‘Seeking to be here, doing this’: Po-Essaying into Agro-ecological Thinking

By and | 31 October 2021



‘This is the important work of the poem: to unify otherwise
fragmented experience.’
(Parini 15)

My shoes are inadequate for farm terrain in Winter – for tramping across mud, negotiating puddles or whistling through wet grass. I have been meaning to buy a pair of gumboots for some years, but always leave it too late in the season, when stores have packed away their remaining supplies for the next year. I wear these blue shoes – leather boots with laces and a zip on the side – to Jonai Farms and leave with brown streaks across the toes, dirt crusting in the tread.

‘In its connection of vision and thought we find the first secret
of poetry’s ability to quarry knowledge by mining the outer for
inner ore.’
(Hirshfield 128)

I’m still processing all this information – Tammi’s words as we tour the farm (garlic patch, greenhouse, Belvedere with shelves of ripening cheese and preserves at the back of the scullery, the milking shed, and, of course, the many litters of piglets), the story of this place, the plans for the future, the sensory data: feet crunching on muddy gravel, feet tramping through grass, a sow rooting through dirt. Moving through this space, like a poem.
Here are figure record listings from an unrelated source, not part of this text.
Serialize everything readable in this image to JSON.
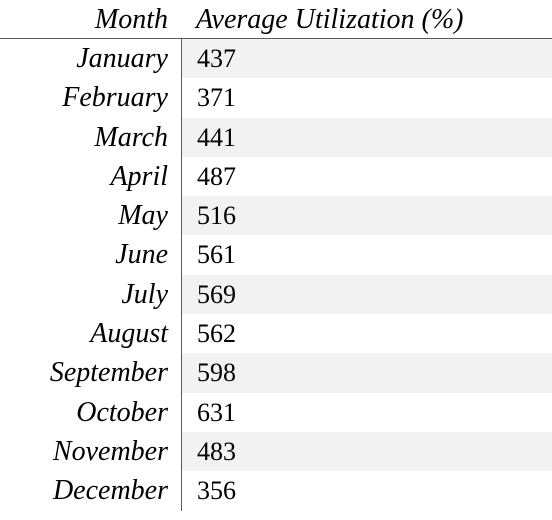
{
  "chart_data": {
    "type": "table",
    "columns": [
      "Month",
      "Average Utilization (%)"
    ],
    "rows": [
      {
        "month": "January",
        "value": "437"
      },
      {
        "month": "February",
        "value": "371"
      },
      {
        "month": "March",
        "value": "441"
      },
      {
        "month": "April",
        "value": "487"
      },
      {
        "month": "May",
        "value": "516"
      },
      {
        "month": "June",
        "value": "561"
      },
      {
        "month": "July",
        "value": "569"
      },
      {
        "month": "August",
        "value": "562"
      },
      {
        "month": "September",
        "value": "598"
      },
      {
        "month": "October",
        "value": "631"
      },
      {
        "month": "November",
        "value": "483"
      },
      {
        "month": "December",
        "value": "356"
      }
    ],
    "row_shading": "alternating",
    "shade_color": "#f2f2f2"
  }
}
‘A poem, literally, makes a space to move through.’
(Zapruder 57)

Invited to a writing task, my poet’s mind attempts to forge friendships. Mud to blue; garlic to litter; whistle to pen. Wrong turns, little pigs.

‘Connections between unconnected things are the unreal
reality of Poetry.’
(Howe 97)

The fallout of our failing sense of direction, feeling our way through commodities – like stubbing a toe repeatedly in a dark room full of heavy objects. This is what it feels like when an experience sparks not only reflection but forward-thinking. As in: ‘I should be doing more things in this other way.’

‘The [ordinary man] falls in love, or reads Spinoza, and these two
experiences have nothing to do with each other, or with the noise of
the typewriter or the smell of cooking; in the mind of the poet these
experiences are always forming new wholes.’
(T S Eliot qtd. Parini 18)

A poem, alone, cannot solve a problem.